No entanto, há os clubes do bolinha. O vôlei de quadra, por exemplo. Tanto as seleções quanto os times da Superliga – 24 no total – são comandados por homens. Primeira mulher a conquistar uma medalha olímpica — ouro ao lado de Sandra Pires no vôlei de praia, em Atlanta-96 —, Jackie Silva viveu alguns dissabores na sua época como atleta e técnica, logo depois de encerrar a carreira.
— É um espaço difícil de penetrar mesmo. Principalmente no Brasil. Morei muitos anos na Flórida e lá as mulheres estão muito mais presentes no ambiente do esporte. Acho ruim para o desenvolvimento do esporte, tinha que ter pontos de vista diferentes. Lembro que como jogadora na quadra, era difícil que uma ideia minha fosse bem recebida. Na praia, cheguei a ser técnica da base, mas a pressão era muito grande por ser mulher. Para mulher, muitas vezes, tem que lutar todo dia para furar esse bloqueio, é cansativo. Nem todas querem agir assim para conseguir algo — disse Jackie, recordando que o primeiro pódio de uma brasileira só veio 100 anos depois da primeira Olimpíada da Era Moderna.
Também medalhista olímpica no vôlei de praia — prata em 2000 e 2004 —, Adriana Behar optou pelo mundo corporativo. Hoje, ela é gerente geral de planejamento esportivo do COB, onde participou do Programa de Carreira do Atleta, e afirma que há mais oportunidades para as mulheres. Mas também é preciso ter interesse e saber gerenciar o pós-carreira esportiva. Ela relembra, no entanto, que as diferenças de gênero no esporte já foram maiores.
— Não sofri ofensas diretas por ser mulher, porém passei por um momento no vôlei de praia no qual a premiação era diferente entre homens e mulheres; o número de duplas era diferente… Mas isso não desanimou, pelo nosso esforço sabia que isso seria revertido. Nunca me abalou e me deu mais força para brigar mais ainda — afirma Adriana, que reconhece as diferenças entre ser comandada pelos dois sexos . — A Letícia (Pessoa) é a minha maior referência. Foram 10 anos juntas. Obviamente, que há diferença: homem é mais direto, mais objetivo, mais transparente no que quer. A mulher também tem essa postura direta, mas com uma visão mais materna, considera outros aspectos. A grande questão é que respeito, admiração e profissionalismo não têm gênero.

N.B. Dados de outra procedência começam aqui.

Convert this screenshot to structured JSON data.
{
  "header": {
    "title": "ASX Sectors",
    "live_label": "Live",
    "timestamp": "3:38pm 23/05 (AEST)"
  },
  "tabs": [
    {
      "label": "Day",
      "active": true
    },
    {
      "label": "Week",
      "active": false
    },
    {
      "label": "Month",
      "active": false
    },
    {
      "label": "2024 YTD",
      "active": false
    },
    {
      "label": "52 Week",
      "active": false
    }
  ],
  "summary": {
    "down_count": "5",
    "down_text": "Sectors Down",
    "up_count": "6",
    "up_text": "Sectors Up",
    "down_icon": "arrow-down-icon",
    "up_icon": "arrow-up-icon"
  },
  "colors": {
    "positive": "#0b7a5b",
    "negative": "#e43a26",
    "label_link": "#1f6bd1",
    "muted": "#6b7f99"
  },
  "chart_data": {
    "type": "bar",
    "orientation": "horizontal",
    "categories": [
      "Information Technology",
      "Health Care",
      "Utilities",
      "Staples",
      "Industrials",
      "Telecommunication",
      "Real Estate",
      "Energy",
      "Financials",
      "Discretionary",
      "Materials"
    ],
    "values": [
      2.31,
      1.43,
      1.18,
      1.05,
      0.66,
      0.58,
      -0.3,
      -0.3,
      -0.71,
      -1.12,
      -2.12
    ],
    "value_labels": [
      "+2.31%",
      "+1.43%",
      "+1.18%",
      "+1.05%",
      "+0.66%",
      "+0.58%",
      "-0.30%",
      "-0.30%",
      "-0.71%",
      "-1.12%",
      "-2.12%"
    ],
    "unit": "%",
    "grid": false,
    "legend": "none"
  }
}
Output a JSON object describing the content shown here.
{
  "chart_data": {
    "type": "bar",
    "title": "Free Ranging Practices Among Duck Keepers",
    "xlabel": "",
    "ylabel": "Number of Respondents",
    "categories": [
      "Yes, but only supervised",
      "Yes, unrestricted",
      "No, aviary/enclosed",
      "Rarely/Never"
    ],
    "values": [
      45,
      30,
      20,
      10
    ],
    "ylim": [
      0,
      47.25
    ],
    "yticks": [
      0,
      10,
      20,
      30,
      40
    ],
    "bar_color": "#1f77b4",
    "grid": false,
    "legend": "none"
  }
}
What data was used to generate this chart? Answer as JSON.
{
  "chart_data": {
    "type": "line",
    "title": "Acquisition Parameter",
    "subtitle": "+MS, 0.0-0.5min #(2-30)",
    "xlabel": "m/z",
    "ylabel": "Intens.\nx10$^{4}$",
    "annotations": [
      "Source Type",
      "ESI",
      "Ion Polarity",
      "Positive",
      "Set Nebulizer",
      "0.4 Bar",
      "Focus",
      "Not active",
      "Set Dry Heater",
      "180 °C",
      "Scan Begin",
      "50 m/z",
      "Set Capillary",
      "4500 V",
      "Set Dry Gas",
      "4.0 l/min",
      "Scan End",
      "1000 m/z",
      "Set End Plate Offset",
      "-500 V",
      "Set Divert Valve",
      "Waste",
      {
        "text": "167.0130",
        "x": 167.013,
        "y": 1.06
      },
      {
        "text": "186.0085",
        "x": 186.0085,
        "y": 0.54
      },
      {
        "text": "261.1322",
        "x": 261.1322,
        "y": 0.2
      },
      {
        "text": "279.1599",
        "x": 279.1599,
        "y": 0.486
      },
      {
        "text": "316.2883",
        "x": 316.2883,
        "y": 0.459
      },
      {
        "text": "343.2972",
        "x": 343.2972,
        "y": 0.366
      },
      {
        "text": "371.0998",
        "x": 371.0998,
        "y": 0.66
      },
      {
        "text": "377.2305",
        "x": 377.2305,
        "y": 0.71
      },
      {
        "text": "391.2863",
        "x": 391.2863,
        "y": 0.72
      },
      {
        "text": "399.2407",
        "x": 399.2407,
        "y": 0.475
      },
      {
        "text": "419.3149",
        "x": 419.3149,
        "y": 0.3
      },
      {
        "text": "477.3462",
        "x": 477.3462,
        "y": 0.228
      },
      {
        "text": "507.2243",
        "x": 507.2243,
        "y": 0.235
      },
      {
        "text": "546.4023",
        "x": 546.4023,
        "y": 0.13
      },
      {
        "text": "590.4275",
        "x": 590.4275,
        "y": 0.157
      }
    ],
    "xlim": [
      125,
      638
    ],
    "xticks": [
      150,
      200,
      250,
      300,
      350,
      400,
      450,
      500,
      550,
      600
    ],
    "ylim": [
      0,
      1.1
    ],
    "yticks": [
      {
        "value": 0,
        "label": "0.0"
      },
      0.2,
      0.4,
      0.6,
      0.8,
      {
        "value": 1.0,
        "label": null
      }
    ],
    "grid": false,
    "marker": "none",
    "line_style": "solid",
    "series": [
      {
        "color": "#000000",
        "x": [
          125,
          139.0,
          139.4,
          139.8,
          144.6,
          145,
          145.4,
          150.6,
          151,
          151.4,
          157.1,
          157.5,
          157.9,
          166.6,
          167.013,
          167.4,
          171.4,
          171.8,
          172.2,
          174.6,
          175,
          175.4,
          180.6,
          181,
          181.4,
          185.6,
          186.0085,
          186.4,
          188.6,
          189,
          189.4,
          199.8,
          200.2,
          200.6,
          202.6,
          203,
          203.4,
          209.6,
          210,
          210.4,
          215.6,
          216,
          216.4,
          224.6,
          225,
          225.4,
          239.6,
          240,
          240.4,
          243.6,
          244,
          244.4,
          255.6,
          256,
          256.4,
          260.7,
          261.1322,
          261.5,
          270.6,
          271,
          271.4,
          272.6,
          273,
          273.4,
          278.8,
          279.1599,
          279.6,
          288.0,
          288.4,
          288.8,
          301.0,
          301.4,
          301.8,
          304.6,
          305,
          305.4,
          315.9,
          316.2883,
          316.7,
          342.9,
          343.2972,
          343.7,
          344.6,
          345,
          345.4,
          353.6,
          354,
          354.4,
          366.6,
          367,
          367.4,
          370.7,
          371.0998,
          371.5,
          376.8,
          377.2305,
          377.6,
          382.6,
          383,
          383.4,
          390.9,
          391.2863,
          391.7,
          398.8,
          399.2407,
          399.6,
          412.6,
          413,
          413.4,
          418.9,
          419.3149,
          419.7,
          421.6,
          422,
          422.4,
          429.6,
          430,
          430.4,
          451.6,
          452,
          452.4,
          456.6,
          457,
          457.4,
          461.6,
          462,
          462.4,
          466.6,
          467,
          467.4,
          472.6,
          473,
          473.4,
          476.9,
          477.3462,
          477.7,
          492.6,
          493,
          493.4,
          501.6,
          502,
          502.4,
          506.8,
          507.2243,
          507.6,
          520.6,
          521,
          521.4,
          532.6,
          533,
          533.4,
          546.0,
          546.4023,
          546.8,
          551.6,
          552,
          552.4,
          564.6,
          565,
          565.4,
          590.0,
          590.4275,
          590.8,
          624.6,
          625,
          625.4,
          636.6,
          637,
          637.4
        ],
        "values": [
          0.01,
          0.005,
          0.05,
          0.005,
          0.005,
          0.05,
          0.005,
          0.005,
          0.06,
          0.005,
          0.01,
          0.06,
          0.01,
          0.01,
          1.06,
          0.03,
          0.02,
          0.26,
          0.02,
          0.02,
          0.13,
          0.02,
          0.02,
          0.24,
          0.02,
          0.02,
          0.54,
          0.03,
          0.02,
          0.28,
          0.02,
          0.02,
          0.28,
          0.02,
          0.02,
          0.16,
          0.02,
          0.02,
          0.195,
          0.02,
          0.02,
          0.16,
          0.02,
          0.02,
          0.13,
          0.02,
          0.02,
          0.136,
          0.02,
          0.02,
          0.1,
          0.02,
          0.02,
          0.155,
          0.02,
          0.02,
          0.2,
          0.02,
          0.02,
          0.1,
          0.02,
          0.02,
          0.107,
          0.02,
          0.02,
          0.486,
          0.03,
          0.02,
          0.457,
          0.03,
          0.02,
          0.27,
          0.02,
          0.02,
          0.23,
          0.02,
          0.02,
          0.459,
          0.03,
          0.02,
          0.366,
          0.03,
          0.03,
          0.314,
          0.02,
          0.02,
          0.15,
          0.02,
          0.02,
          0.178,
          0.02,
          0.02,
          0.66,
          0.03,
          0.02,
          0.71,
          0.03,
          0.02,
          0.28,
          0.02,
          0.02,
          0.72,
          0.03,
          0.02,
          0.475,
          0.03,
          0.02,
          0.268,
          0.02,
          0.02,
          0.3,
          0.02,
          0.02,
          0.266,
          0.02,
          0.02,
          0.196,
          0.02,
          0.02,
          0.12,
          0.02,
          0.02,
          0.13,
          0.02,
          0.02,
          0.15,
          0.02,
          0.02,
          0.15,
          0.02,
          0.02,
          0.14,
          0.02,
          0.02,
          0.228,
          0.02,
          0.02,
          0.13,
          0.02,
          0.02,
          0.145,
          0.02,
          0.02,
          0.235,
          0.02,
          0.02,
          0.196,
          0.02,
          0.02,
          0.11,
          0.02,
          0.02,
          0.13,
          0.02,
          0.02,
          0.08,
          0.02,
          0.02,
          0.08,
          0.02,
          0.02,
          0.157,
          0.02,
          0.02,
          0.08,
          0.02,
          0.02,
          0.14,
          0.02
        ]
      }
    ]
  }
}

Ex-técnica de Adriana Behar e atual treinadora da seleção de vôlei de praia, Letícia corrobora com a pupila. Hoje, segundo ela, ganhar um lugar de comando no meio esportivo passa por uma questão de vontade de lutar pelo seu lugar. Porém, admite que, em determinadas áreas, como o vôlei de quadra, há preconceito de gênero.
— Na quadra, preferem contratar homem a mulher. Isso é fato. Porém, em qualquer carreira vai depender do resultado. Se tiver conquista, vai ser respeitada — acredita.